Cyber Warfare Escalation: Iran’s Fox Kitten Group Behind US Ransomware Attacks

This week, the FBI and CISA sounded the alarm about a troubling development: Iran’s state-sponsored Fox Kitten group is stepping up its cyber activities by collaborating with ransomware gangs to target organizations both in the US and around the world. Advanced threat group Pioneer Kitten and Rubidium have changed their strategy and are now looking to take advantage of their network by facilitating ransomware attacks. 

Fox Kitten, which began operations in 2017 and is believed to be backed by the Iranian government, found early access to ransomware like ALPHV and the Ransomhouse Group, which exploited vulnerabilities in VPN devices and other network services by gaining unauthorized access to the victims. For example, day zero vulnerabilities such as CVE-2024-24919 in Check Point VPNs and CVE-2024-3400 in Palo Alto Networks’ PAN-OS have recently been discovered. 

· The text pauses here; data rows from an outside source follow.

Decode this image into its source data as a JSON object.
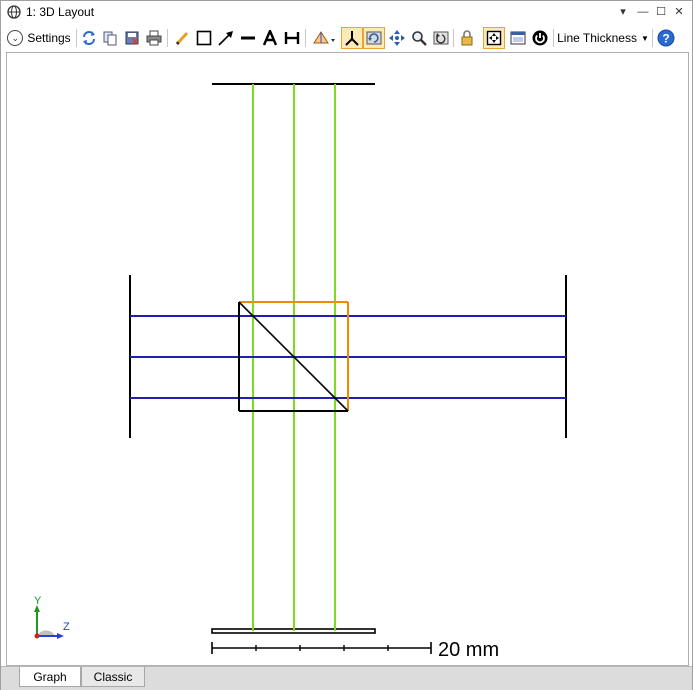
{
  "window": {
    "title": "1: 3D Layout",
    "controls": [
      "▾",
      "—",
      "☐",
      "✕"
    ]
  },
  "toolbar": {
    "settings_label": "Settings",
    "line_thickness_label": "Line Thickness",
    "icons": [
      "refresh-icon",
      "copy-icon",
      "save-icon",
      "print-icon",
      "pencil-icon",
      "rectangle-icon",
      "arrow-icon",
      "line-icon",
      "text-icon",
      "dimension-icon",
      "view-orientation-icon",
      "axis-icon",
      "rotate-icon",
      "pan-icon",
      "zoom-icon",
      "reset-view-icon",
      "lock-icon",
      "fit-icon",
      "window-icon",
      "power-icon",
      "help-icon"
    ]
  },
  "plot": {
    "scale_bar_label": "20 mm",
    "axis_y_label": "Y",
    "axis_z_label": "Z",
    "colors": {
      "vertical_rays": "#7ddc1f",
      "horizontal_rays": "#1f1fb4",
      "prism_outline": "#f08a00",
      "geometry": "#000000"
    }
  },
  "tabs": {
    "graph": "Graph",
    "classic": "Classic"
  }
}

Once inside, Fox Kitten’s strategy includes obtaining credentials, deploying malware, and escalating privileges to facilitate ransomware attacks. The group’s access methods exploit unpatched vulnerabilities, highlighting a fundamental issue: Many applications fail to address these security flaws. According to Tenable, a gazillion compromised devices remain unstoppable, making them targets of prominence. 

This advisory serves as a wake-up call to the significance of proactive security measures and robust patch management. The troubling trend of state-sponsored cyber groups collaborating with ransomware operations, using their early access to amplify their influence and revenue, underscores the urgency of this need. It is not a matter of if but when the next attack will occur. The time to act is now.